Selasa, 31 Juli 2018

Saya Pernah Bekerja di Pabrik (Bagian Satu)

      Aku pernah merasakannya. Hidup berdampingan dengan gemuruh suara mesin. Manusia-manusia yang mempunyai kesibukan berdasarkan jam kelompoknya. Mess yang selalu ramai saat jam pulang kerja, dan kembali menjadi sunyi saat ditinggalkan penghuninya. Para pedagang makanan matang penyelamat dari kelaparan, serta nikmatnya tidur panjang di hari libur yang panjang.

Tahun 2000
      Lulus sekolah, tapi tak lulus ujian menuju kampus idaman. Membuatku terpuruk dalam keminderan. Malas keluar rumah, karena akan selalu dapat sapaan tetangga. 
-Masih di rumah aja?
-Katanya kuliah, kok belum berangkat?
-Nggak jadi kuliah?
-Gak kuliah di rumah mau apa?
-Emang kemarin ambil jurusan apa kok gak lulus? ketinggian sih standarnya.
dan....banyak sekali pertanyaan sejenis yang dilancarkan para tetangga.
seolah aku adalah artis terkenal. Orang beken, yang segala urusanku perlu diketahui oleh khalayak umum. Hariku terasa berat. Berat badan pun naik pesat. Bayangkan saja kerjaan tiap hari hanya makan minum tidur. Main keluar rumah jarang, abisnya takut ditanya-tanya orang.
      Sesekali aku turun ke sawah membantu orang tuaku menanam padi, mencabuti rumput, dan memanen padi ketika sudah masuk waktu panen. Jangan dibayangkan apa enaknya di sawah. Selain puanas, bikin kulit jadi eksotik, kaki gatal, rambut merah, juga kadang-kadang ada hewan lintah. Tapi, sebagai anak yang baik, kutunjukkan baktiku pada orang tua. Masak cuma makan tidur aja kerjaanku.
      Waktu berlalu terasa lambat. Pengin rasanya segera masuk bulan-bulan daftar kuliah. Kenapa tidak memanfaatkan waktu buat bimbel? Gak punya duit, itu jawabnya. Pengin kerja, kerja kemana? Gimana nyarinya? Ah...terbayang betapa susahnya menjadi aku waktu itu. Anak muda yang baru lepas dari bangku SMU dan baru merasakan gimana rasanya perjuangan hidup setelah lepas seragam putih abu.
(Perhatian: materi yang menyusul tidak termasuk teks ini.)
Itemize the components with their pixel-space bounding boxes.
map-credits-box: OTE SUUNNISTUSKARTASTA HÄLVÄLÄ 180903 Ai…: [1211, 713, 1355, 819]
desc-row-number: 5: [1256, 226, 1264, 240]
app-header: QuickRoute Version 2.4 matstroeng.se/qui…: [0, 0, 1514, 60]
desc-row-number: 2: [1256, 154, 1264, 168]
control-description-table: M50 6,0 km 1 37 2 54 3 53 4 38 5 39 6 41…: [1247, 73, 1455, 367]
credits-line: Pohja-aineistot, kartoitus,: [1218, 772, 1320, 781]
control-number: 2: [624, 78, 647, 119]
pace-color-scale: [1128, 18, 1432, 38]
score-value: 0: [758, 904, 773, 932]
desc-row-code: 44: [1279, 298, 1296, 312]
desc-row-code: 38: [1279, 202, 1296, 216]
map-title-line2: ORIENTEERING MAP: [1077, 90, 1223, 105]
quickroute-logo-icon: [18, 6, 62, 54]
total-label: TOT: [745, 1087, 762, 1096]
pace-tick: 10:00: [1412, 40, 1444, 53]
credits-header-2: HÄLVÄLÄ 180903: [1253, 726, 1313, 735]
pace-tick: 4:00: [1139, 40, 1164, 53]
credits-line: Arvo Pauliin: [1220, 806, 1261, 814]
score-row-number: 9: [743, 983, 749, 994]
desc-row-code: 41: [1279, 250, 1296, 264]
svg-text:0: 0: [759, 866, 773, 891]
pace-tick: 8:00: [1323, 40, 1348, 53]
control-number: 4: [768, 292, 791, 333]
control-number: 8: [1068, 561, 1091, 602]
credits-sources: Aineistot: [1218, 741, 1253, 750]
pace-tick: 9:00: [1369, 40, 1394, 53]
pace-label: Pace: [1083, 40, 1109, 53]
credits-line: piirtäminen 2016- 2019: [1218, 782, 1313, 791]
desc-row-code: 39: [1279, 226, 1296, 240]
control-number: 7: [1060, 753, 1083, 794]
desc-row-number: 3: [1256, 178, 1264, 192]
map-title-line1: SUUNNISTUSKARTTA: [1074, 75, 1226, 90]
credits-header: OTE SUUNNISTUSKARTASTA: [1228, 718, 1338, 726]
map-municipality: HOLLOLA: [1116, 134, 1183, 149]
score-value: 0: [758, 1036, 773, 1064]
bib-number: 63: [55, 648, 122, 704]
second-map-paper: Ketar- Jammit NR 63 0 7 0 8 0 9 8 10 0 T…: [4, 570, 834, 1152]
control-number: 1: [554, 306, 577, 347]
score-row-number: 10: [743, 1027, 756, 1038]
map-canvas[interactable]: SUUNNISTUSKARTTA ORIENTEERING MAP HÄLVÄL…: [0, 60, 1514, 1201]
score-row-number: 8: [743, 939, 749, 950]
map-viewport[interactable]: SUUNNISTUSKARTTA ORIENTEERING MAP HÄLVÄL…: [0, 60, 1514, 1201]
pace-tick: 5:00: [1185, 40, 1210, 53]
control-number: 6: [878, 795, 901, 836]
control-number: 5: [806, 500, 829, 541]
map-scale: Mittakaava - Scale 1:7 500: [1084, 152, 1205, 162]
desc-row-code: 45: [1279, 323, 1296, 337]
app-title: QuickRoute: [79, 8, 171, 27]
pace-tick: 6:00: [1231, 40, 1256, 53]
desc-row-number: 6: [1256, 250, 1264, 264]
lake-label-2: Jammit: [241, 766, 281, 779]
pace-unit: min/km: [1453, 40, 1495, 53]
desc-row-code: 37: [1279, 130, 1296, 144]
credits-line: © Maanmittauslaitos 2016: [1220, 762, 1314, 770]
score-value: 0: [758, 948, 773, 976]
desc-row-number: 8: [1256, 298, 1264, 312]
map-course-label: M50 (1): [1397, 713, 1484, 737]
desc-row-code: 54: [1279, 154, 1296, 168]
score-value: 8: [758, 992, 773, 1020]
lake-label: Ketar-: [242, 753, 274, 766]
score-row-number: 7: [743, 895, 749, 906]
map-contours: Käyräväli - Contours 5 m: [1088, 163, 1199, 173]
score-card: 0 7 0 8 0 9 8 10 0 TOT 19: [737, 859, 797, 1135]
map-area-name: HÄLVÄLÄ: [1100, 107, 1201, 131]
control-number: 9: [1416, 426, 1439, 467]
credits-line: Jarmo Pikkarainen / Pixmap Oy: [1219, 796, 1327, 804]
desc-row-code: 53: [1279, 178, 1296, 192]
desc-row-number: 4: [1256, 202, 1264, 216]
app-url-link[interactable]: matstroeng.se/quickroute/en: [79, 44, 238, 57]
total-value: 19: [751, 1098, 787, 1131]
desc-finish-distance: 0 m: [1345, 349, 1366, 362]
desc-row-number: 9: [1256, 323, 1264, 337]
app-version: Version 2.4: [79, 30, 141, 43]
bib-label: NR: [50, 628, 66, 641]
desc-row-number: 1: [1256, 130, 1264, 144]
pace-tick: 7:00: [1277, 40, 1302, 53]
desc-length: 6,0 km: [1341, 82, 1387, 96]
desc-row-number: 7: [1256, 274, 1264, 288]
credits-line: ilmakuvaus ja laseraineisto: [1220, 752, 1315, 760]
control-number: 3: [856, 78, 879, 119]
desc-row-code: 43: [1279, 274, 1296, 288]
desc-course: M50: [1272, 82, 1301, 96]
Duit tak punya. Gebetan tak ada. Hampa dah hampa.
      Empat bulan berlalu terasa setahun. Suatu ketika untuk menghilangkan suntuk aku pergi ke kota, naik sepeda ontel cuyy, demi untuk menghemat ongkos. Jarak desa ke kota sekitar dua belas kilo, dengan beban dua puluh kilo diboncengan. Iya, aku pergi bareng adikku yang masih berumur sembilan tahunan demi agar selama perjalanan aku punya teman ngobrol. Kami ke kota, sekedar untuk beli mie ayam dan es teh manis. Iya sesekali kami pun orang ndesa butuh hiburan. Sekedar makan mie ayam pun itu sudah sebuah hiburan yang mewah. Kau tahu kawan? Hidup di desa dari keluarga yang sederhana dengan penghasilan seadanya, nyari uang itu susah bener. Mau jajan barang seharga seribu dua ribu pun susah. Maka kadang kami anak kecil suka nahan-nahan jajan dari uang yang kami kumpulkan entah pemberian kakek nenek atau saudara, seratus dua ratus rupiah, kami kumpulkan untuk bisa membeli semangkok mie ayam. Bukan ayam goreng kaefsi atau mekdi atau yang serba kekinian, kami tidak kenal semua itu.
      Pulang dari kota, jam dinding tua sudah menunjukkan pukul dua siang. Ada bekas gelas teh di meja ruang tamu. Ibu dan bapakku sudah berangkat kembali ke sawah. Kuhabiskan waktu dengan bermain bersama adikku menunggu kepulangan bapak ibuku. 
"Tadi temanmu Marni kesini waktu kamu ke kota"ucap ibuku sore itu di dapur sambil mengaduk sayur
"Marni ada pesan apa bu?"tanyaku penasaran
"Dia bilang mau ke Purwakarta cari kerja. Mau ngajakin kamu"
 "Ya besok aku coba main ke rumahnya"
              
                    *********
      Dua hari berlalu. Aku lupa pada janjiku untuk main ke rumah Marni. Ketika siang itu ibu pulang dari rumah, ibu membujukku untuk ke rumah Marni. Kukayuh pelan-pelan sepedaku membelah siang hari yang panas dan berangin sepoi. Suasana desa sepi. Kebanyakan warganya sibuk di sawah ladangnya. Sepedaku menembus pohon-pohon jagung dan aneka tanaman lain. Sesekali suara ternak mengembik bersahutan. Rumah marni tak jauh lagi, diujung perladangan ini. Kusandarkan sepeda pada pohon mlinjo di halaman rumah. Tanganku mengetuk pintu yang sedikit terbuka.
      Simbok Marni menyambutku. Setelah salaman dan saling menanyakan kabar, kuutarakan maksud kedatanganku. Kaget kudengar kabar itu. Kecewa itu pasti. Aku terlambat. Marni telah berangkat ke Purwakarta tadi pagi. Air mata menetes. Kuminta alamat yang dituju Marni di Purwakarta sana. Entah bagaimana dan dengan siapa aku akan menyusulnya ke Purwakarta.
      Aku menangis sepanjang perjalanan ke rumah. Menyesal. Kenapa aku kemarin tidak segera ke rumah Marni ketika tahu dia ke rumahku. Aku harus menyusulnya. aku harus kerja. Pergi ke Purwakarta adalah alasan yang jelas agar aku terlepas dari segala pertanyaan orang. Agar aku bisa tegak lagi menatap dunia. Agar aku bisa membuang segala keminderanku karena gagal diterima di kampus impian.